Dear Ex-Best Friend,
For the longest time I never saw a single day in my life without you. I saw you in my future for the long-haul: holding my babies, being in my wedding, doing hoodlum things like we always used to do. I guess that all changed this past year and even though I thought I’d never be able to get over it, I finally have.
I mourned the loss of you in my life for months after we stopped speaking to each other. I understand that during this time of life, especially, things change and people change too. The changes that we both experienced just led us on separate paths to where we just weren’t traveling in the same direction anymore. It’s just something we have to deal with in this life.
I will not lie to the world and say that I don’t miss you every single day that passes; one more day that we’re not speaking to each other anymore. A constant reminder of the wedge that’s been placed in the middle of our discombobulated friendship that was placed there and never was removed. I like to lie to myself all of the time and tell both myself and everyone around me that my life is better without you, but there is not a speckle of truth located within those six words.
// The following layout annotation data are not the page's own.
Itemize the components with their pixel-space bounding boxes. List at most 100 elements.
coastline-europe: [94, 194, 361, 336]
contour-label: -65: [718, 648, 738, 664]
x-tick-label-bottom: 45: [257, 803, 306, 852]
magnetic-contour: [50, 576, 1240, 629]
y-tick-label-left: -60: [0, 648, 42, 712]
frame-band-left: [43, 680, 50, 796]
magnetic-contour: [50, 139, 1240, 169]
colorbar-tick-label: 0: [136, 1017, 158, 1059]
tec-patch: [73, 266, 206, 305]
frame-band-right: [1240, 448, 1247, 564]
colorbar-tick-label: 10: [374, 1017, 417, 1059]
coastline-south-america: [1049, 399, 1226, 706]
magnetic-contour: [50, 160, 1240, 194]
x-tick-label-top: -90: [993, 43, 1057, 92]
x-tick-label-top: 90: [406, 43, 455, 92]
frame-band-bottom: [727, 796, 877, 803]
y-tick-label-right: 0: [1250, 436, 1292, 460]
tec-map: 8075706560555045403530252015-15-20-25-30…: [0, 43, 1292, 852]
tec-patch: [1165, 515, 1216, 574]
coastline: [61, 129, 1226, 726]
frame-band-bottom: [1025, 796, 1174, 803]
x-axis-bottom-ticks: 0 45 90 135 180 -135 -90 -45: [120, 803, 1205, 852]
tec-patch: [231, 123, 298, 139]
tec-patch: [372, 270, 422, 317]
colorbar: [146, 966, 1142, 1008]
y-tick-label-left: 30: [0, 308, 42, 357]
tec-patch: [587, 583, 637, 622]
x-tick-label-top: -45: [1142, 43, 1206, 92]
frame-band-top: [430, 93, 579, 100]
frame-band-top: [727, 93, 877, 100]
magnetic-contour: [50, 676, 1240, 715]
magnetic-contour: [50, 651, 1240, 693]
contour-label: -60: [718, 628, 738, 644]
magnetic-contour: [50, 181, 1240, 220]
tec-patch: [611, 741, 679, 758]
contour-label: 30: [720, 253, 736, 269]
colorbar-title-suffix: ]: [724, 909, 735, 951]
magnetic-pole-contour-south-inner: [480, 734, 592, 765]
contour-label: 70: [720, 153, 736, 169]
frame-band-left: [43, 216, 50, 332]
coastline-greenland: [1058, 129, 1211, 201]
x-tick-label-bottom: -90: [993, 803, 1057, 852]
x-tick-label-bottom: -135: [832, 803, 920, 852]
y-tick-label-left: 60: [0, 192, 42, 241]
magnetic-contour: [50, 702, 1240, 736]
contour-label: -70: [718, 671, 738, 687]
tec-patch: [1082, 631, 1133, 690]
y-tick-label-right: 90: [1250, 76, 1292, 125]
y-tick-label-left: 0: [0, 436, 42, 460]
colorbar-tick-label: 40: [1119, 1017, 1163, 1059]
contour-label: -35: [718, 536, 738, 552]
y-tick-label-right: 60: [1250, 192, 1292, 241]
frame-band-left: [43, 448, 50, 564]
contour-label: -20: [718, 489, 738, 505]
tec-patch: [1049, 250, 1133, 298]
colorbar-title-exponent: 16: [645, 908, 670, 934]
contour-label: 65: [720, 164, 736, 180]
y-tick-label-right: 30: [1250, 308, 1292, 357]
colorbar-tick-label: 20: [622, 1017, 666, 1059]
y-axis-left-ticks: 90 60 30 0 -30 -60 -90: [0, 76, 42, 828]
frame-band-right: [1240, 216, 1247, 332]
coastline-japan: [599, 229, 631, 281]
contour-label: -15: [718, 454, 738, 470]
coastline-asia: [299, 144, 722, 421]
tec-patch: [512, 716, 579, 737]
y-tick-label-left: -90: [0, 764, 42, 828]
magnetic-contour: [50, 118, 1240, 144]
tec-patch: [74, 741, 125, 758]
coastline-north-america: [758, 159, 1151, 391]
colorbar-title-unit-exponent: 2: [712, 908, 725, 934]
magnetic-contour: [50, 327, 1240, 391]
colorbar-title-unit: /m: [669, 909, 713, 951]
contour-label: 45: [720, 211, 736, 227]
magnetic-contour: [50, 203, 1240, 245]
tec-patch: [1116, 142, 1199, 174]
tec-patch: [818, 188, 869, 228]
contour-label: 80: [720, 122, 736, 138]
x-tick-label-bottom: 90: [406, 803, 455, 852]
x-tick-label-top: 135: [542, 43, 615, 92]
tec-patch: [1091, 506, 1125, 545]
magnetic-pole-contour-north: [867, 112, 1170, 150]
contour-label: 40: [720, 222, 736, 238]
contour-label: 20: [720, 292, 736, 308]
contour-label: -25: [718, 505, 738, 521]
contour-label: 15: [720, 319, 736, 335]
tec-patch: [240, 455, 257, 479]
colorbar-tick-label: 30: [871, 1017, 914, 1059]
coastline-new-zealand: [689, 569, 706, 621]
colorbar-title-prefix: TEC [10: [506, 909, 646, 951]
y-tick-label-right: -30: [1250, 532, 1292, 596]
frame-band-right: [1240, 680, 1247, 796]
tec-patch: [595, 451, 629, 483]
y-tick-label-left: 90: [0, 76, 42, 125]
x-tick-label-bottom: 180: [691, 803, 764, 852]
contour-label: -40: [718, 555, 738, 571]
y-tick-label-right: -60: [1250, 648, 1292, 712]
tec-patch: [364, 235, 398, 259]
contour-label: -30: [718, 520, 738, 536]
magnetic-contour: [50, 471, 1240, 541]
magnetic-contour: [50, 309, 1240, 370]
I miss our FaceTime calls. I miss our walks, weird inside jokes and the way that it seemed like we were the only ones that understood each other’s darkest, innermost parts of our souls. I talk to God about you all the time, and I pray that you’re living a good life. I pray that the happiness you wanted for so long is finally yours, and I pray that despite the loss of our friendship, we may someday find our way back to each other once more.
Despite the hurtful words we threw at each other, there is not a day that goes by that I don’t love you any less than the first day we became friends. When I promised that you were my sister, I meant that. I’ve lost too many family members in my life, and I’ll be damned if I lose you for good, too. Sisters fight, sisters say mean things to each other, but at the end of the day, sisters still love each other the same way they did before anything happened.
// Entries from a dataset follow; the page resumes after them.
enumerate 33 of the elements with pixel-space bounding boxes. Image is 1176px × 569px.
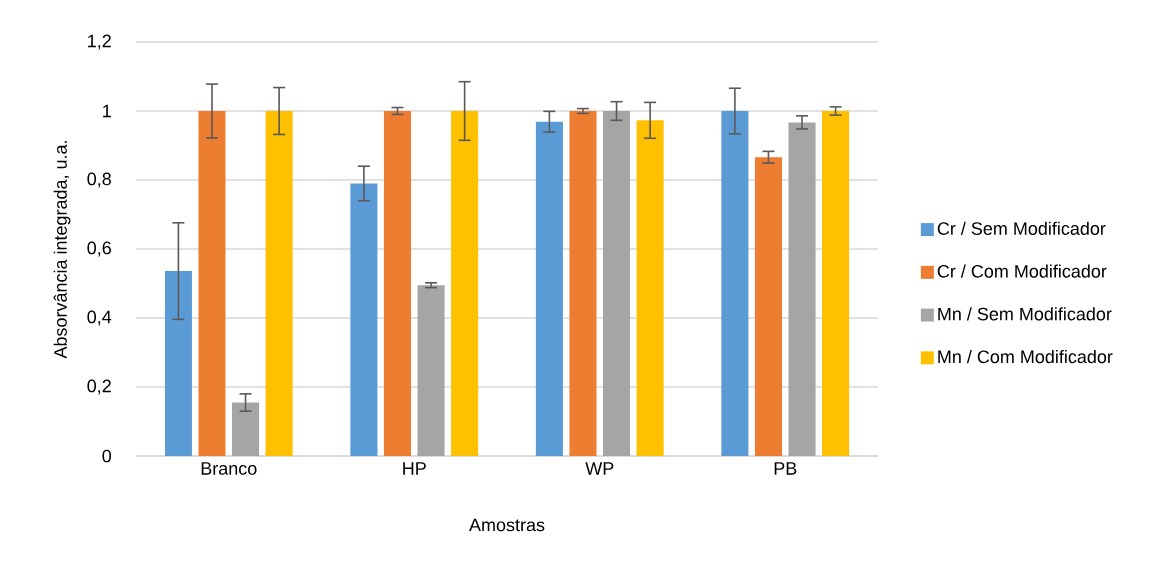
bar: [350, 183, 378, 456]
legend-label: Cr / Com Modificador: [937, 264, 1107, 278]
y-tick-label: 0,8: [87, 172, 111, 188]
bar: [265, 111, 293, 456]
x-tick-label: WP: [585, 462, 614, 475]
bar: [198, 111, 226, 456]
bar: [535, 121, 563, 456]
bar: [603, 111, 631, 456]
y-tick-label: 0,4: [87, 310, 112, 326]
y-tick-label: 0,2: [87, 379, 111, 395]
legend-label: Cr / Sem Modificador: [937, 221, 1106, 235]
y-tick-label: 1: [103, 104, 111, 118]
bar: [822, 111, 850, 456]
y-tick-label: 0,6: [87, 241, 111, 257]
bar: [754, 157, 783, 456]
bar: [788, 122, 816, 456]
bar: [636, 120, 664, 456]
y-tick-label: 1,2: [88, 34, 111, 50]
bar: [451, 111, 479, 456]
bar: [383, 111, 412, 456]
x-tick-label: HP: [403, 462, 426, 475]
legend-label: Mn / Com Modificador: [938, 349, 1113, 364]
bar: [721, 111, 749, 456]
bar: [232, 402, 260, 456]
bar: [417, 285, 445, 456]
x-axis-title: Amostras: [469, 518, 545, 532]
legend-label: Mn / Sem Modificador: [938, 307, 1112, 321]
bar: [164, 271, 192, 456]
y-axis-title: Absorvância integrada, u.a.: [53, 141, 71, 359]
bar: [569, 111, 597, 456]
x-tick-label: PB: [774, 462, 797, 475]
x-tick-label: Branco: [201, 462, 257, 475]
y-tick-label: 0: [102, 449, 112, 463]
Regardless of what happens in the future of our lives, you will always have a special place in my heart. A piece of my heart will forever belong to you no matter where life leads the both of us. That’s just reality.
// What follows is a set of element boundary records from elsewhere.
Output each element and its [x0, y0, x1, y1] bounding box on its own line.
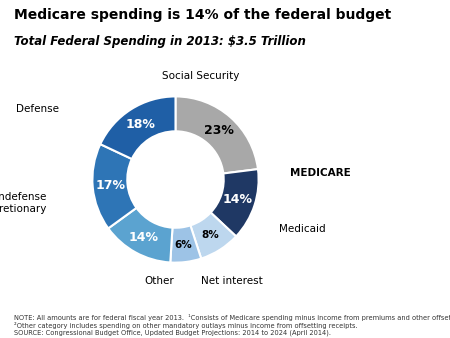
Text: Other: Other: [144, 276, 174, 286]
Text: 23%: 23%: [204, 124, 234, 137]
Text: Defense: Defense: [16, 104, 59, 114]
Wedge shape: [190, 213, 236, 259]
Wedge shape: [211, 169, 259, 236]
Text: Net interest: Net interest: [201, 276, 263, 286]
Text: 8%: 8%: [202, 230, 220, 240]
Wedge shape: [176, 96, 258, 173]
Wedge shape: [92, 144, 136, 228]
Text: Medicare spending is 14% of the federal budget: Medicare spending is 14% of the federal …: [14, 8, 391, 22]
Text: 18%: 18%: [126, 118, 155, 130]
Wedge shape: [170, 225, 201, 263]
Text: 14%: 14%: [223, 193, 253, 206]
Text: 17%: 17%: [95, 179, 125, 192]
Text: Social Security: Social Security: [162, 71, 239, 81]
Wedge shape: [100, 96, 176, 159]
Text: MEDICARE: MEDICARE: [290, 168, 351, 178]
Wedge shape: [108, 208, 172, 263]
Text: Nondefense
discretionary: Nondefense discretionary: [0, 192, 47, 214]
Text: NOTE: All amounts are for federal fiscal year 2013.  ¹Consists of Medicare spend: NOTE: All amounts are for federal fiscal…: [14, 314, 450, 336]
Text: 14%: 14%: [129, 231, 159, 244]
Text: 6%: 6%: [175, 240, 193, 250]
Text: Medicaid: Medicaid: [279, 224, 326, 234]
Text: Total Federal Spending in 2013: $3.5 Trillion: Total Federal Spending in 2013: $3.5 Tri…: [14, 35, 306, 48]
Sometimes when the end of the road is reached, you can only go either left or right; sometimes you can no longer go straight anymore. When we reached that crossroads, by taking a good, hard look in the mirror at the inside of our own hearts, we both took two different turns that led us on different paths. But I have not a doubt in my mind that one day our roads will come together again but this time we will be much different, stronger, better people for taking our different directions.
I am sorry that we weren’t destined to travel the same paths forever, but please know that your friendship and your life mean nothing short of the most in my everlasting soul. Your imprint is both on my heart and on my mind and because of the friendship you blessed me with, I am forever changed.
I hope that one day we may find each other again. Until then, I wish you the best while you’re traveling your personal journey and know that no matter what comes, I will always be behind the scenes, cheering you on and loving you unconditionally.